Desogestrel / Etinilestradiolo – Foglietto informativo per l’uso (Italia)
Desogestrel ed etinilestradiolo è una combinazione di due ormoni usata principalmente come contraccettivo ormonale. In Italia è disponibile in diverse formulazioni a seconda del produttore (ad esempio compresse “combinatie” con schema 21+7 oppure altri schemi a calendario). Di seguito trovi una descrizione completa e comprensibile del medicinale, con indicazioni pratiche, informazioni di sicurezza e domande frequenti.
| Categoria | Descrizione |
|---|---|
| Composizione | Desogestrel (progestinico) + Etinilestradiolo (estrogeno) |
| Uso tipico | Contraccezione ormonale; regolazione del ciclo in alcune persone |
| Forma farmaceutica | Compresse |
| Modalità d’impiego | Assunzione quotidiana secondo schema del blister o del calendario |
| Durata dell’efficacia | Inizia dopo un periodo di assestamento in base all’inizio del primo ciclo |
Informazioni di base sul prodotto
Il desogestrel / etinilestradiolo appartiene alla classe dei contraccettivi orali combinati, cioè contiene sia un progestinico (desogestrel) sia un estrogeno (etinilestradiolo). L’assunzione regolare mira a prevenire l’ovulazione e a rendere più difficile la gravidanza, mantenendo un profilo ormonale stabile.

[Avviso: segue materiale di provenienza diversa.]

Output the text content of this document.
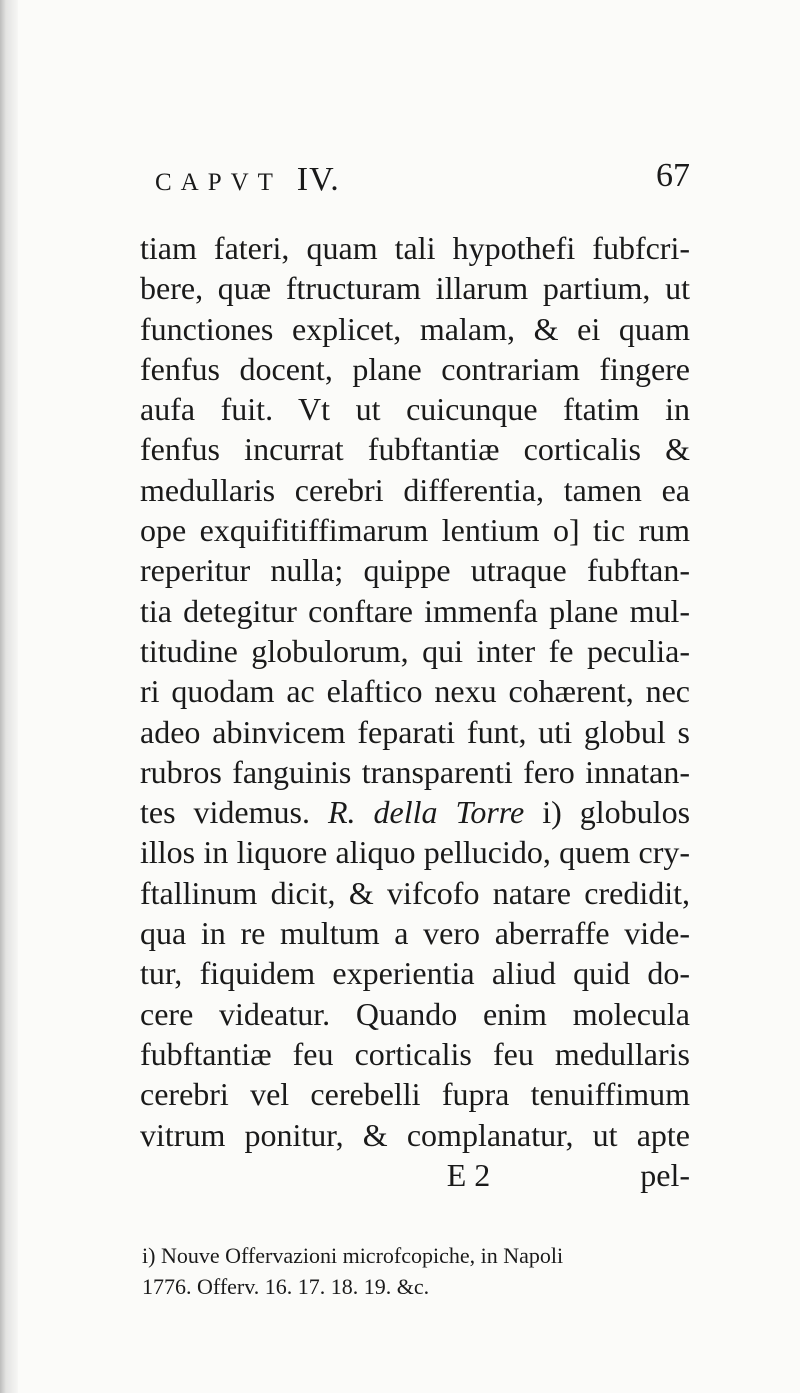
CAPVT IV.	67
tiam fateri, quam tali hypothefi fubfcri-
bere, quæ ftructuram illarum partium, ut
functiones explicet, malam, & ei quam
fenfus docent, plane contrariam fingere
aufa fuit. Vt ut cuicunque ftatim in
fenfus incurrat fubftantiæ corticalis &
medullaris cerebri differentia, tamen ea
ope exquifitiffimarum lentium o] tic rum
reperitur nulla; quippe utraque fubftan-
tia detegitur conftare immenfa plane mul-
titudine globulorum, qui inter fe peculia-
ri quodam ac elaftico nexu cohærent, nec
adeo abinvicem feparati funt, uti globul s
rubros fanguinis transparenti fero innatan-
tes videmus. R. della Torre i) globulos
illos in liquore aliquo pellucido, quem cry-
ftallinum dicit, & vifcofo natare credidit,
qua in re multum a vero aberraffe vide-
tur, fiquidem experientia aliud quid do-
cere videatur. Quando enim molecula
fubftantiæ feu corticalis feu medullaris
cerebri vel cerebelli fupra tenuiffimum
vitrum ponitur, & complanatur, ut apte
E 2	pel-
i) Nouve Offervazioni microfcopiche, in Napoli
1776. Offerv. 16. 17. 18. 19. &c.
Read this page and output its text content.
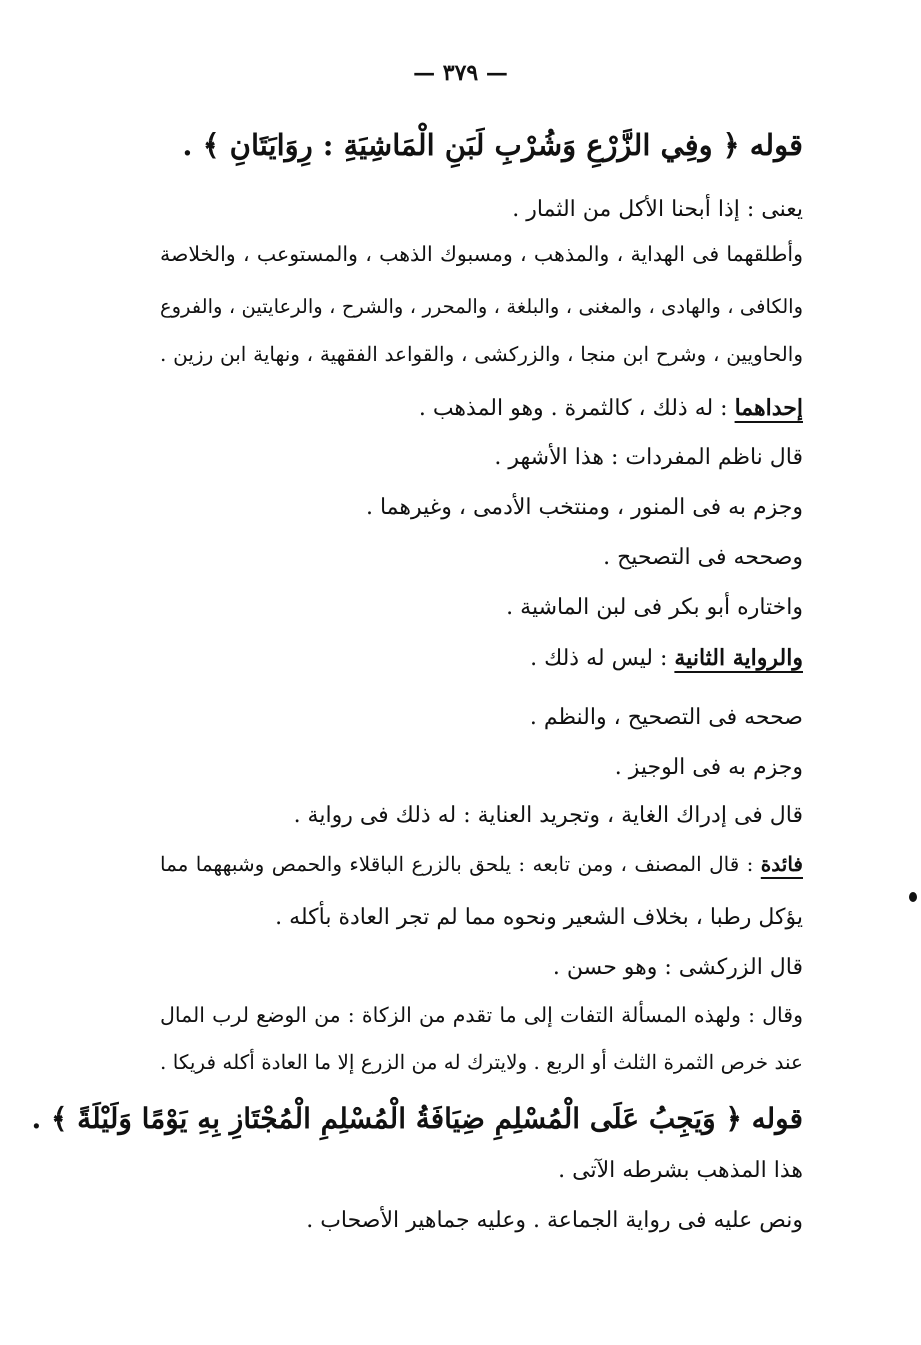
— ٣٧٩ —
قوله ﴿ وفِي الزَّرْعِ وَشُرْبِ لَبَنِ الْمَاشِيَةِ : رِوَايَتَانِ ﴾ .
يعنى : إذا أبحنا الأكل من الثمار .
وأطلقهما فى الهداية ، والمذهب ، ومسبوك الذهب ، والمستوعب ، والخلاصة
والكافى ، والهادى ، والمغنى ، والبلغة ، والمحرر ، والشرح ، والرعايتين ، والفروع
والحاويين ، وشرح ابن منجا ، والزركشى ، والقواعد الفقهية ، ونهاية ابن رزين .
إحداهما : له ذلك ، كالثمرة . وهو المذهب .
قال ناظم المفردات : هذا الأشهر .
وجزم به فى المنور ، ومنتخب الأدمى ، وغيرهما .
وصححه فى التصحيح .
واختاره أبو بكر فى لبن الماشية .
والرواية الثانية : ليس له ذلك .
صححه فى التصحيح ، والنظم .
وجزم به فى الوجيز .
قال فى إدراك الغاية ، وتجريد العناية : له ذلك فى رواية .
فائدة : قال المصنف ، ومن تابعه : يلحق بالزرع الباقلاء والحمص وشبههما مما
يؤكل رطبا ، بخلاف الشعير ونحوه مما لم تجر العادة بأكله .
قال الزركشى : وهو حسن .
وقال : ولهذه المسألة التفات إلى ما تقدم من الزكاة : من الوضع لرب المال
عند خرص الثمرة الثلث أو الربع . ولايترك له من الزرع إلا ما العادة أكله فريكا .
قوله ﴿ وَيَجِبُ عَلَى الْمُسْلِمِ ضِيَافَةُ الْمُسْلِمِ الْمُجْتَازِ بِهِ يَوْمًا وَلَيْلَةً ﴾ .
هذا المذهب بشرطه الآتى .
ونص عليه فى رواية الجماعة . وعليه جماهير الأصحاب .
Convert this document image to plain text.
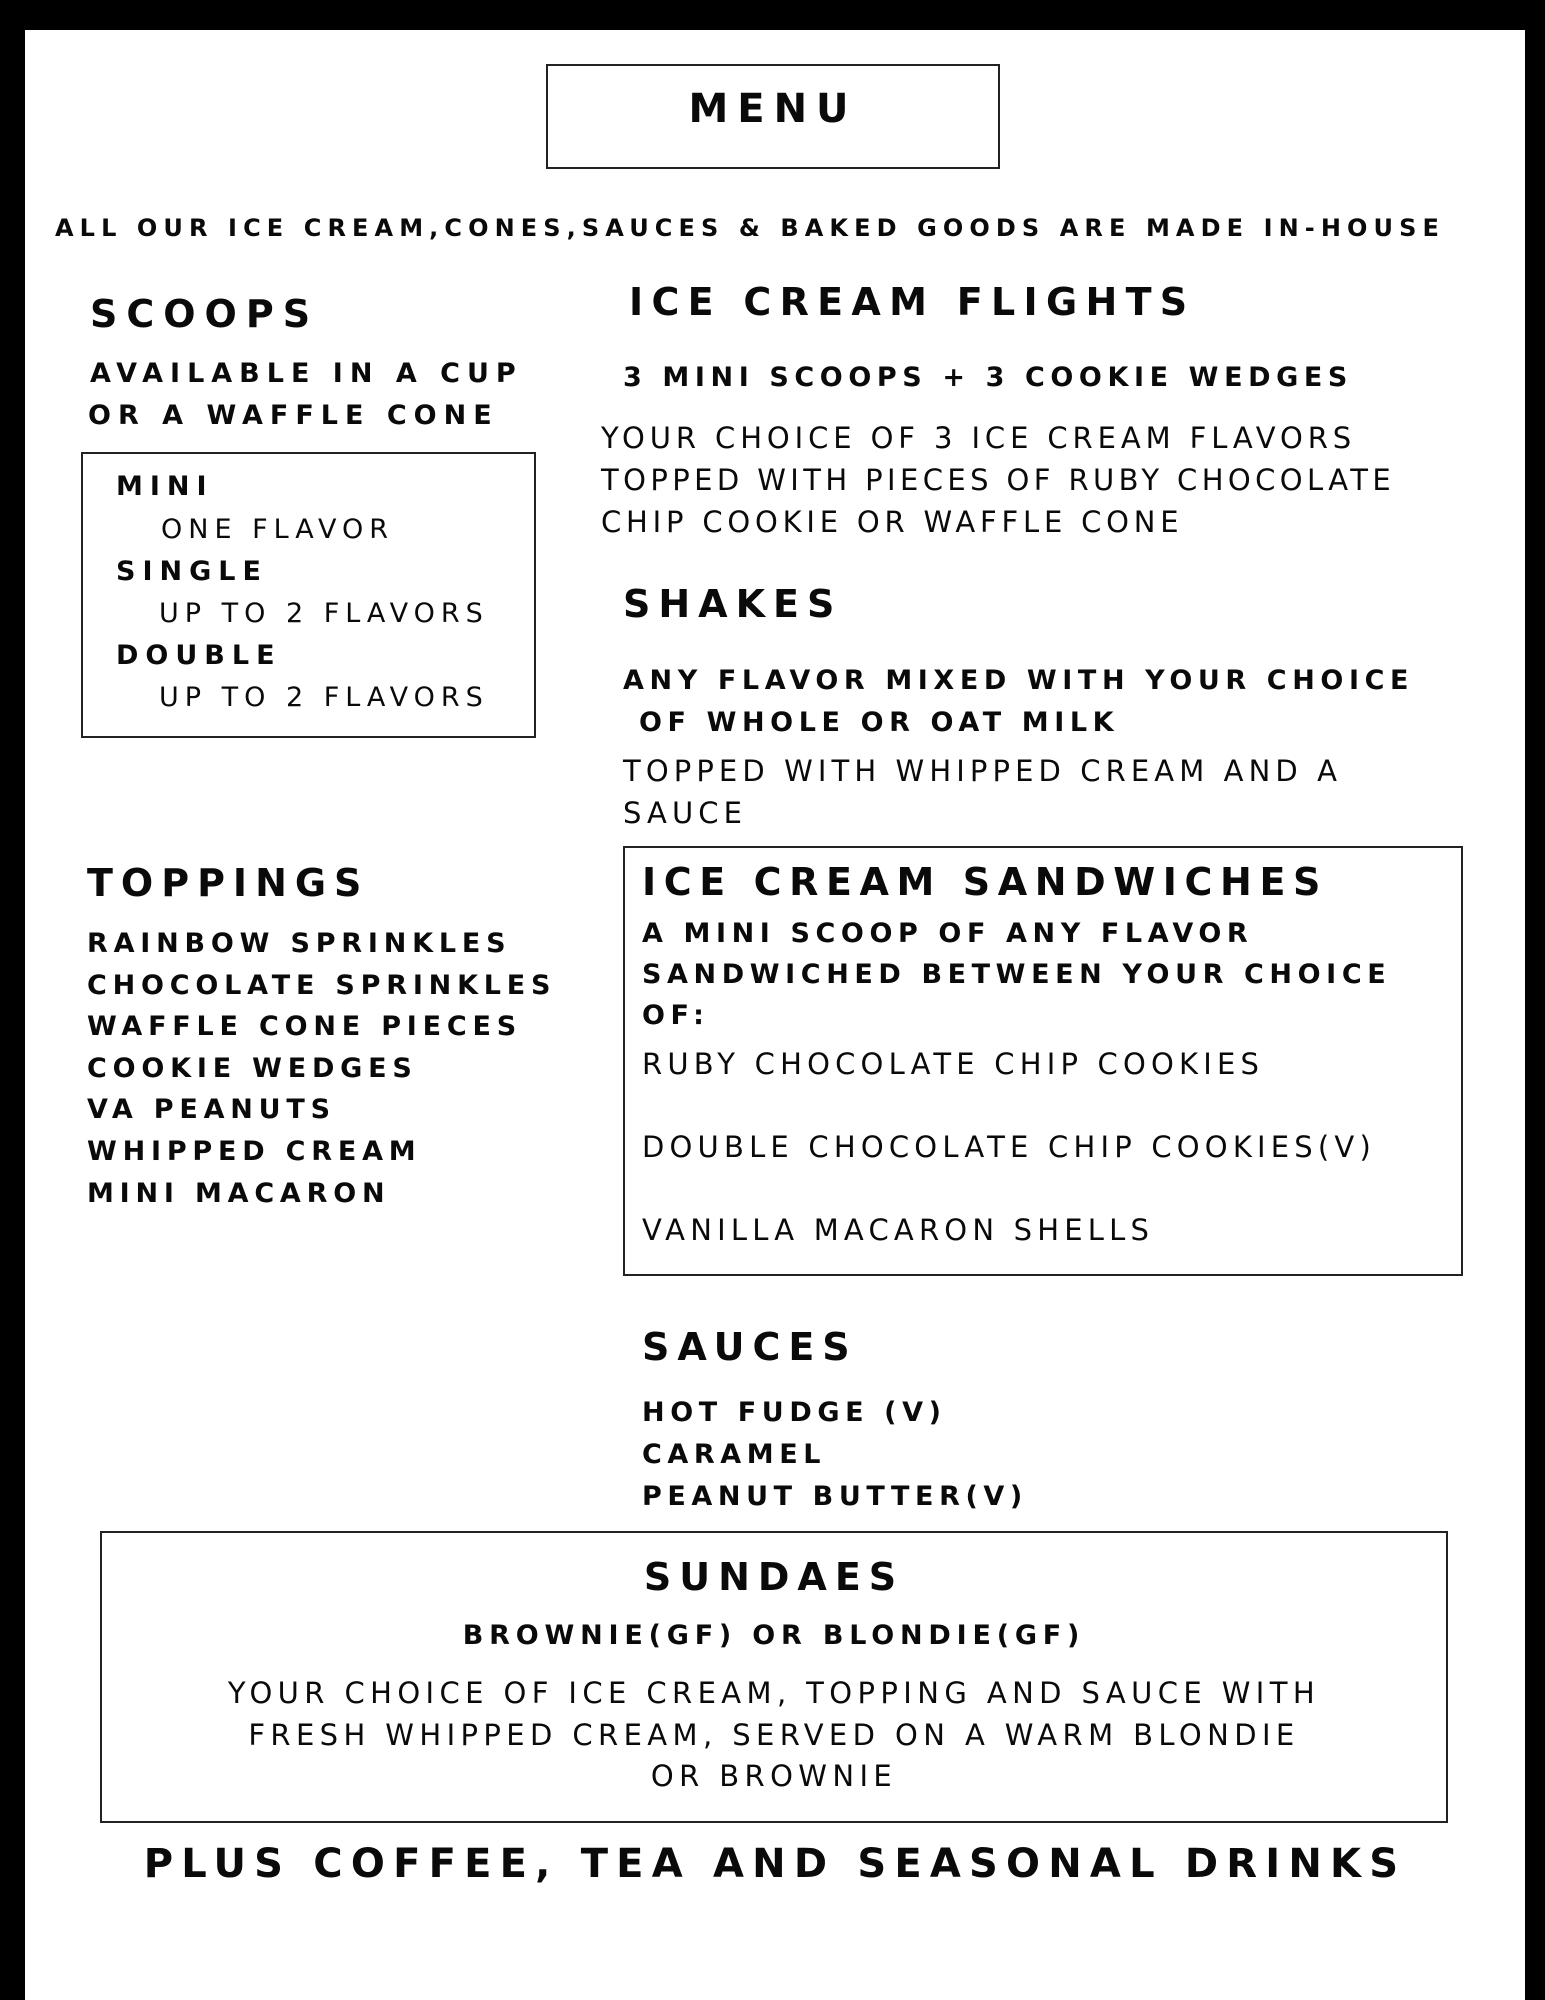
MENU
ALL OUR ICE CREAM,CONES,SAUCES & BAKED GOODS ARE MADE IN-HOUSE
SCOOPS
AVAILABLE IN A CUP
OR A WAFFLE CONE
MINI
ONE FLAVOR
SINGLE
UP TO 2 FLAVORS
DOUBLE
UP TO 2 FLAVORS
ICE CREAM FLIGHTS
3 MINI SCOOPS + 3 COOKIE WEDGES
YOUR CHOICE OF 3 ICE CREAM FLAVORS
TOPPED WITH PIECES OF RUBY CHOCOLATE
CHIP COOKIE OR WAFFLE CONE
SHAKES
ANY FLAVOR MIXED WITH YOUR CHOICE
OF WHOLE OR OAT MILK
TOPPED WITH WHIPPED CREAM AND A
SAUCE
TOPPINGS
RAINBOW SPRINKLES
CHOCOLATE SPRINKLES
WAFFLE CONE PIECES
COOKIE WEDGES
VA PEANUTS
WHIPPED CREAM
MINI MACARON
ICE CREAM SANDWICHES
A MINI SCOOP OF ANY FLAVOR
SANDWICHED BETWEEN YOUR CHOICE
OF:
RUBY CHOCOLATE CHIP COOKIES
DOUBLE CHOCOLATE CHIP COOKIES(V)
VANILLA MACARON SHELLS
SAUCES
HOT FUDGE (V)
CARAMEL
PEANUT BUTTER(V)
SUNDAES
BROWNIE(GF) OR BLONDIE(GF)
YOUR CHOICE OF ICE CREAM, TOPPING AND SAUCE WITH
FRESH WHIPPED CREAM, SERVED ON A WARM BLONDIE
OR BROWNIE
PLUS COFFEE, TEA AND SEASONAL DRINKS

Le formulazioni possono differire per dosaggi, numero di compresse attive e schema (ad es. 21 compresse attive + 7 giorni di pausa, oppure 24+4 o altre varianti). Per questo è fondamentale seguire esattamente le indicazioni riportate sulla confezione e/o nel piano d’uso assegnato.
Come funziona (meccanismo d’azione)
L’effetto contraccettivo deriva da più meccanismi che lavorano insieme:
- Inibizione dell’ovulazione: gli ormoni della pillola riducono il picco delle gonadotropine (LH/FSH), diminuendo la probabilità di ovulazione.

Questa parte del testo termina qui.